This is an excerpt from the fiction novel I am writing. You can find other excerpts under my category of ‘fiction’ to get a through-line of the story about Sam. This scene is after she has found out her boyfriend has done something, well quite shocking and terrible. To find out what that is you’ll have to read the book when it’s done.:)
She has returned to her life but she is in a different place. It’s as though someone had done renovations while she was away and hadn’t told her. That window shouldn’t be there should it? She leaves her suitcase on a kitchen chair, unopened.
She looks around her apartment and feels ill at ease. She wishes in this moment that she owned a pet who would look at her lovingly and connect her back to how it was before with a plaintive meow.
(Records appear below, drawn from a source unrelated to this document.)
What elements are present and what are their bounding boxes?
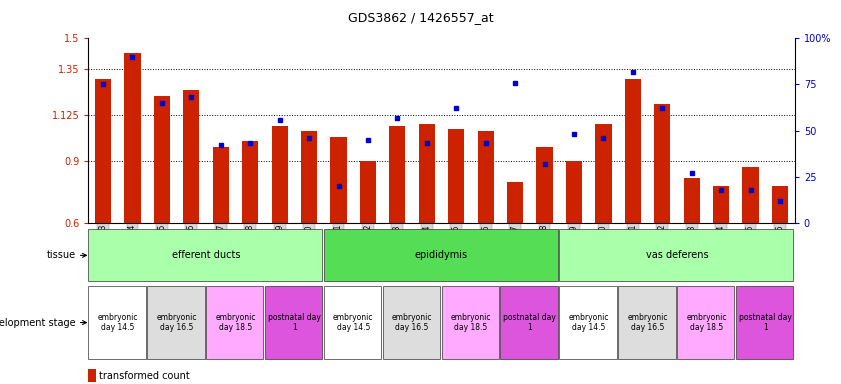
Text: transformed count: transformed count <box>98 371 189 381</box>
Bar <box>566 161 582 223</box>
Bar <box>500 286 558 359</box>
Text: embryonic
day 14.5: embryonic day 14.5 <box>569 313 609 332</box>
Text: postnatal day
1: postnatal day 1 <box>268 313 320 332</box>
Bar <box>507 182 523 223</box>
Bar <box>154 96 170 223</box>
Text: embryonic
day 14.5: embryonic day 14.5 <box>333 313 373 332</box>
Bar <box>654 104 670 223</box>
Text: embryonic
day 14.5: embryonic day 14.5 <box>98 313 138 332</box>
Bar <box>478 131 494 223</box>
Bar <box>88 286 145 359</box>
Text: efferent ducts: efferent ducts <box>172 250 241 260</box>
Bar <box>331 137 346 223</box>
Bar <box>383 286 440 359</box>
Bar <box>265 286 322 359</box>
Text: development stage: development stage <box>0 318 76 328</box>
Bar <box>419 124 435 223</box>
Text: tissue: tissue <box>46 250 76 260</box>
Text: embryonic
day 16.5: embryonic day 16.5 <box>392 313 432 332</box>
Bar <box>389 126 405 223</box>
Bar <box>684 178 700 223</box>
Bar <box>95 79 111 223</box>
Bar <box>301 131 317 223</box>
Bar <box>442 286 499 359</box>
Text: embryonic
day 16.5: embryonic day 16.5 <box>627 313 668 332</box>
Bar <box>772 186 788 223</box>
Bar <box>272 126 288 223</box>
Bar <box>242 141 258 223</box>
Text: vas deferens: vas deferens <box>646 250 708 260</box>
Bar <box>147 286 204 359</box>
Bar <box>206 286 263 359</box>
Bar <box>595 124 611 223</box>
Bar <box>360 161 376 223</box>
Text: epididymis: epididymis <box>415 250 468 260</box>
Bar <box>618 286 675 359</box>
Bar <box>559 286 616 359</box>
Bar <box>713 186 729 223</box>
Bar <box>183 89 199 223</box>
Bar <box>559 230 793 281</box>
Bar <box>88 230 322 281</box>
Text: postnatal day
1: postnatal day 1 <box>504 313 556 332</box>
Text: postnatal day
1: postnatal day 1 <box>739 313 791 332</box>
Bar <box>448 129 464 223</box>
Text: embryonic
day 18.5: embryonic day 18.5 <box>215 313 256 332</box>
Bar <box>677 286 734 359</box>
Bar <box>213 147 229 223</box>
Bar <box>743 167 759 223</box>
Text: embryonic
day 16.5: embryonic day 16.5 <box>156 313 197 332</box>
Bar <box>537 147 553 223</box>
Text: GDS3862 / 1426557_at: GDS3862 / 1426557_at <box>347 12 494 25</box>
Bar <box>324 286 381 359</box>
Text: embryonic
day 18.5: embryonic day 18.5 <box>686 313 727 332</box>
Bar <box>88 369 96 382</box>
Bar <box>736 286 793 359</box>
Bar <box>625 79 641 223</box>
Text: embryonic
day 18.5: embryonic day 18.5 <box>451 313 491 332</box>
Bar <box>124 53 140 223</box>
Bar <box>324 230 558 281</box>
But she knows the self she left with is no longer within her and was in fact obliterated in one moment by her boyfriend. This is what an atomic bomb of the heart feels like. Flashbacks speed through her mind like thousands of YouTube videos of her life played at warp speed: She hears snippets of his voice, tastes their last dinner together, the ting of a coat hanger as it hits the back of his closet, the flight home, of which she can remember nothing except the white glow of rupture. Her throat tries to swallow. She notices a change in light from far away. How long had she been standing in her hallway with her coat on?
Just go to bed for Pete’s sake! It’s her father’s pragmatic, slightly irritated voice that snaps her out of her reverie. She also hears her cousin’s voice, who is studying to be a doctor, and possibly the smartest person alive, say in a cheerful, but calm manner:
“Likely you are just in shock. Drink a glass of water and try to get some sleep for now.”
Had she lost her mind?
She takes her cousin’s imaginary advice and crawls into bed and pulls the pillow against her chest to dull what feels like leeches bleeding her out from the inside, draining her, waiting for her to slip away entirely, until she is pale, and translucent with only white platelets left struggling to fight the shattered debris of her emotions.
It’s okay honey.
Her mother’s voice, smoothing her temple, stroking her hair, pulling the comforter over her shoulder. She cries then, silently, with no strain, acquiescing to her grief with no commentary. She is flatlining. She is not home. She may never be.
No Mom, it is not. It is not okay.
Caught in a kind of purgatory, she knows before her tears will subsist that she will not be the same. Having walked to the end of the plank and had a gun pointed at her by this relationship she will feel a need to find a gun herself.
And she will want to point it at someone.